Dengan lapisan-lapisan itu, “AI bisa memindahkan uang” bukan berarti “AI bebas memindahkan uang”, melainkan “AI dapat menjalankan proses transfer dalam batas yang sudah ditentukan”.

Ini penting untuk menjaga kepercayaan publikterutama di sektor keuangan.

Kalimat tentang peluang besar biasanya terdengar umum, tapi di kasus ini logikanya spesifik: kripto butuh infrastruktur finansial yang andal, sementara perbankan butuh cara baru untuk mengurangi biaya operasional dan meningkatkan kecepatan layanan.
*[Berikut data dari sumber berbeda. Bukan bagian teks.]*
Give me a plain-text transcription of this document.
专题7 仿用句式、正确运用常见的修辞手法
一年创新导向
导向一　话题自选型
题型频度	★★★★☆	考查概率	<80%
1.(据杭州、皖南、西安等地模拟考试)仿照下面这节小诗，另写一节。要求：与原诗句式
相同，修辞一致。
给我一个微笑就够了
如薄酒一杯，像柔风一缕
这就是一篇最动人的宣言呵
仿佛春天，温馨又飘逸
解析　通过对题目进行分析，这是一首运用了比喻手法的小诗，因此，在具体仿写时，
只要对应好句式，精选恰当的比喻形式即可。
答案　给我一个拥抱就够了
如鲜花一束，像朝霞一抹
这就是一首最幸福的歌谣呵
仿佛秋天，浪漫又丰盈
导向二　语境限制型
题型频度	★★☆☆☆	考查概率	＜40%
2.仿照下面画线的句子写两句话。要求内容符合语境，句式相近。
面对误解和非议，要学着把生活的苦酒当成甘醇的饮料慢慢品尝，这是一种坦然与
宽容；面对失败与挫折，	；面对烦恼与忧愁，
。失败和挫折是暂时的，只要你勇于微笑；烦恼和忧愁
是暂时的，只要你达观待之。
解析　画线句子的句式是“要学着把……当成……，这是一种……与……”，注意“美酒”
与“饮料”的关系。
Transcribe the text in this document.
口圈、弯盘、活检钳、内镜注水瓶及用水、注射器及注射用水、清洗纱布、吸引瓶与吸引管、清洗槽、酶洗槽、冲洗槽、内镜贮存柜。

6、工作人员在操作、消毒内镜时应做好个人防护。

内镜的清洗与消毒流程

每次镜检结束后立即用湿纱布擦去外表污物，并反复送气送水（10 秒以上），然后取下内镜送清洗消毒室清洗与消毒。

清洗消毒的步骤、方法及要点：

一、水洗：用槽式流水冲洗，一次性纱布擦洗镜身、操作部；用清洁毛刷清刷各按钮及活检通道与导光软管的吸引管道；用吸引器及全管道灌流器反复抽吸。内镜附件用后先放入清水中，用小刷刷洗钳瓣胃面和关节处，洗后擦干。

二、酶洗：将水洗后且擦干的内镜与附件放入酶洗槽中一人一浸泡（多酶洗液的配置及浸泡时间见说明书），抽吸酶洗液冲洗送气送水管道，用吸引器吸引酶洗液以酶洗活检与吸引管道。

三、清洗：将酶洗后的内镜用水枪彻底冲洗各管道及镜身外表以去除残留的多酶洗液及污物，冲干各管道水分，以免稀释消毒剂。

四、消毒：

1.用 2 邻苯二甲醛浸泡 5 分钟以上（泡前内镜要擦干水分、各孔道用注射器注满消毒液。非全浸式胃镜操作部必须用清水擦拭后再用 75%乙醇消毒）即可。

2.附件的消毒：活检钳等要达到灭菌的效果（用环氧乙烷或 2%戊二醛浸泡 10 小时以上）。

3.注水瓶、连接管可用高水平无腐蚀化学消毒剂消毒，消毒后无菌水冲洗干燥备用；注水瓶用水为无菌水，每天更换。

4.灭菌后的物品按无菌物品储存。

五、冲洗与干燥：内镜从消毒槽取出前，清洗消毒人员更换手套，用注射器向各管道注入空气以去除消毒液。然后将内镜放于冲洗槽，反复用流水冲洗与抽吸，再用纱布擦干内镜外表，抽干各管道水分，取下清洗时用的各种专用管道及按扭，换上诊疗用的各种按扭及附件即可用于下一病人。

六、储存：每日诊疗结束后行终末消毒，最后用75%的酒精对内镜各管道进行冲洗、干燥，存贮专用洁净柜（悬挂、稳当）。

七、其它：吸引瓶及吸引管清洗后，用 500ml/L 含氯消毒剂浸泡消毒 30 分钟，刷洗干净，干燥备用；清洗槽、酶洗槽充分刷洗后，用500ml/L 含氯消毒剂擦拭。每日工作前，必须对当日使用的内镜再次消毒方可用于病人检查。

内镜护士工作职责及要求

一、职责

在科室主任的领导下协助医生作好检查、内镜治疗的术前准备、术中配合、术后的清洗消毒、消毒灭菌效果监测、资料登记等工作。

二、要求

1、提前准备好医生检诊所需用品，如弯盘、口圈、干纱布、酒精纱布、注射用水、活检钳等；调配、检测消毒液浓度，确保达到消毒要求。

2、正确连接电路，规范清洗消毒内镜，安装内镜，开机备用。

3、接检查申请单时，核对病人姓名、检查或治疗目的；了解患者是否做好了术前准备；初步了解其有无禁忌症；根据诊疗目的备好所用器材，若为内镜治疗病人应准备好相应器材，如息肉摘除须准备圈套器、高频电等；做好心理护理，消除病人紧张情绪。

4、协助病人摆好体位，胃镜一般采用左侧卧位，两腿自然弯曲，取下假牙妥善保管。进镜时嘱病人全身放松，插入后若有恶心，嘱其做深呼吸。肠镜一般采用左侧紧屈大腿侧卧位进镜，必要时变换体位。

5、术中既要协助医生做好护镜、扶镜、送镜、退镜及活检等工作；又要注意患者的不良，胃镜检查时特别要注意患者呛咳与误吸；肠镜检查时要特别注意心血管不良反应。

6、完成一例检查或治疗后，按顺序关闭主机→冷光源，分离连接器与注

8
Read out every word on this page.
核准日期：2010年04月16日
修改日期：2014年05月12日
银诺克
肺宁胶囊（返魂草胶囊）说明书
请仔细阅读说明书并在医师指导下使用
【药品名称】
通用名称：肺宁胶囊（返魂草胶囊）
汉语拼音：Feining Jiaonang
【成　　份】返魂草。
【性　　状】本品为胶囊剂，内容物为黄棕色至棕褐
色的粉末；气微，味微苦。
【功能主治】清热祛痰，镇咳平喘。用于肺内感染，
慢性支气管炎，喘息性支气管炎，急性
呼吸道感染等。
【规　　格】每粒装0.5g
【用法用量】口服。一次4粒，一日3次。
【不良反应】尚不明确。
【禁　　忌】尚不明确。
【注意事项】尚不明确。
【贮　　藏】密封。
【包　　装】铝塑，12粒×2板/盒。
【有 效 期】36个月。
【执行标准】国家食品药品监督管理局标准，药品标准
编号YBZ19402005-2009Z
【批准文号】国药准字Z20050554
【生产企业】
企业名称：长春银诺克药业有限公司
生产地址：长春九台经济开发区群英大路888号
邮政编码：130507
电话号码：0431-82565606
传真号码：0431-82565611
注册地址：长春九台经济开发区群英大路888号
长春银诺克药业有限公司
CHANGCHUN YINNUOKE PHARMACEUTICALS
Agentic banking AI menjadi “titik temu” di mana proses keuangan bisa lebih otomatis tanpa mengorbankan kontrol.

Kalau kamu menghubungkan ini dengan tren yang lebih luasmisalnya peningkatan adopsi AI di fintechmaka masuk akal bahwa Anchorage ingin memimpin pada area yang sebelumnya sulit: integrasi perbankan untuk kebutuhan kripto yang kompleks.

Jika layanan agentic banking AI mulai masuk ke workflow nyata, kamu (baik sebagai pengguna individu, founder, atau tim operasional) sebaiknya memperhatikan hal-hal berikut:

  • Transparansi batasan: pahami aturan apa yang membuat AI boleh atau tidak boleh melakukan transfer.
  • Kontrol persetujuan: pastikan ada mekanisme approval yang sesuai kebutuhan organisasi.
  • Keamanan akun: gunakan praktik keamanan terbaik (misalnya autentikasi kuat) karena sistem makin otomatis, dampaknya juga makin besar bila terjadi kompromi.
  • Pengujian skenario: lakukan uji coba untuk berbagai kasus (transfer rutin, perubahan parameter, transaksi bernilai besar) sebelum mengandalkan penuh.
  • Audit dan pelaporan: pastikan kamu bisa melacak “mengapa” transaksi dilakukan, bukan hanya “bahwa” transaksi terjadi.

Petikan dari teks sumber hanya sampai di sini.